I’m not surprised that religious groups have a say on the matter of reproductive health in a society as conservative and religious as ours. The CBCP, I need not mention, has been furious in its offense against the bill, occupying all the airtime and column space the networks and publishers will allow them. Catholic teachings, of course, prohibit the use of artificial family planning methods, although Jay Salazar has pointed out that many clerics were in favor of contraception.
The church to which I belong, the Iglesia Ni Cristo, is opposed to natural family planning methods and advocates the use of modern family planning so long as it is not abortifacient; this has been the church’s stance since at least the 60s. Ka Eduardo Manalo, the Church’s Executive Minister, explained the INC’s stand to Rep. Rogelio Espina, chairman of the House committee on population and family relations, in a letter he wrote in October of last year.

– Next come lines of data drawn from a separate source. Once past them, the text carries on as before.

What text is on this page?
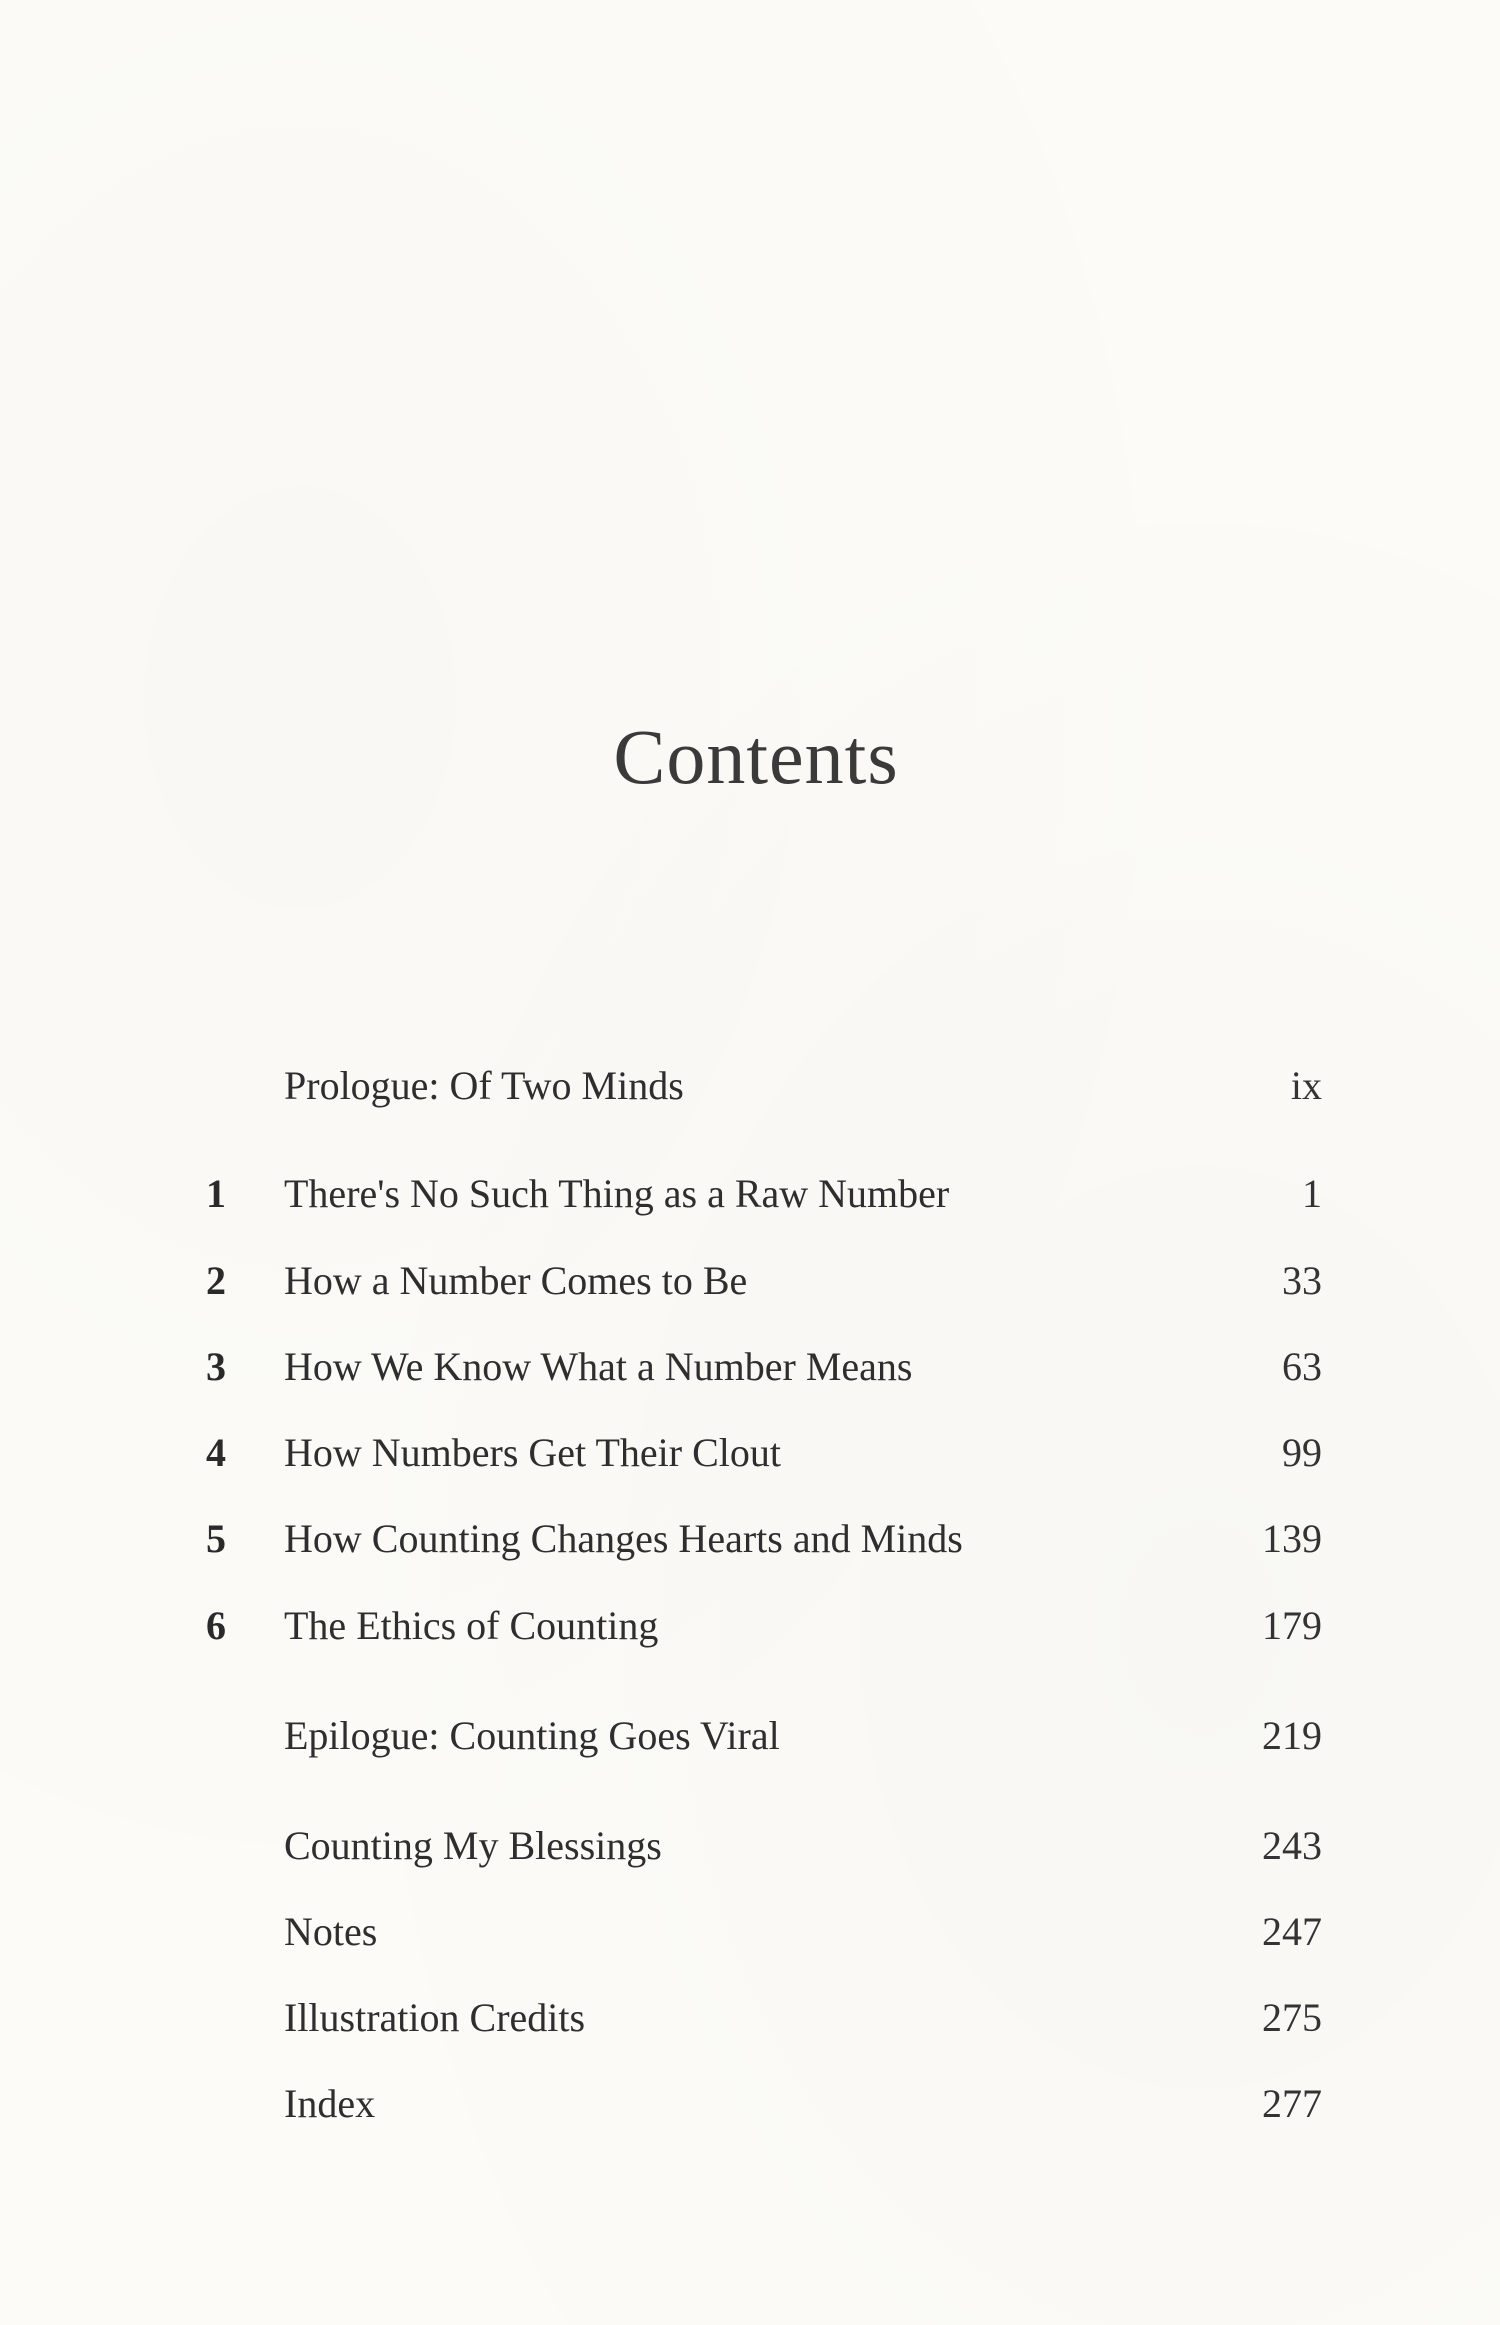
Contents
Prologue: Of Two Minds	ix
1 There's No Such Thing as a Raw Number	1
2 How a Number Comes to Be	33
3 How We Know What a Number Means	63
4 How Numbers Get Their Clout	99
5 How Counting Changes Hearts and Minds	139
6 The Ethics of Counting	179
Epilogue: Counting Goes Viral	219
Counting My Blessings	243
Notes	247
Illustration Credits	275
Index	277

The Interfaith Partnership for the Promotion of Responsible Parenthood, Inc., comprising several Christian denominations, similarly expressed their support for legislated Reproductive Health.
The fact, however, is that these opinions do not matter in a secular debate such as this. Or at least, they shouldn’t.
Much of the time that could have been spent discussing the merits of the bill in last night’s debate was wasted on irrelevant religious banter; for a fleeting, painful moment the discussions swerved into excommunication and priestly celibacy. Many anti-RH bill tweets sadly professed that to prevent the bill’s passage was to preserve our country’s morality, as if anyone has a right to define morality for 90 million people based on their religious beliefs.
This is my problem with the debate. I am a non-Catholic Christian living in a secular democratic state. My being non-Catholic doesn’t make me any less Filipino than Oscar Cruz; why should my opinion matter less than his?
So why don’t we stick to our beliefs—you to yours, I to mine—and discuss the bill in a secular context? To do otherwise, that is, to use any religion’s argument in any way in the RH debate, is to disrespect all other religions. It is, more importantly, an insult to democracy.
In simpler terms, I don’t care what your or my religion’s stand is, it doesn’t matter in the debate.
Of course, I don’t expect pious Catholics to oppose their Church’s teaching, the same way I don’t expect my brethren in my own faith to oppose ours. This is precisely the point, without getting too wordy: you do what is right in your belief, I do what is right in mine, and let’s argue the RH bill without stuffing the King James Version down each other’s throats. The result, hopefully, will be a bill that is forged on common ground and that respects the diversity of our country’s culture and faith.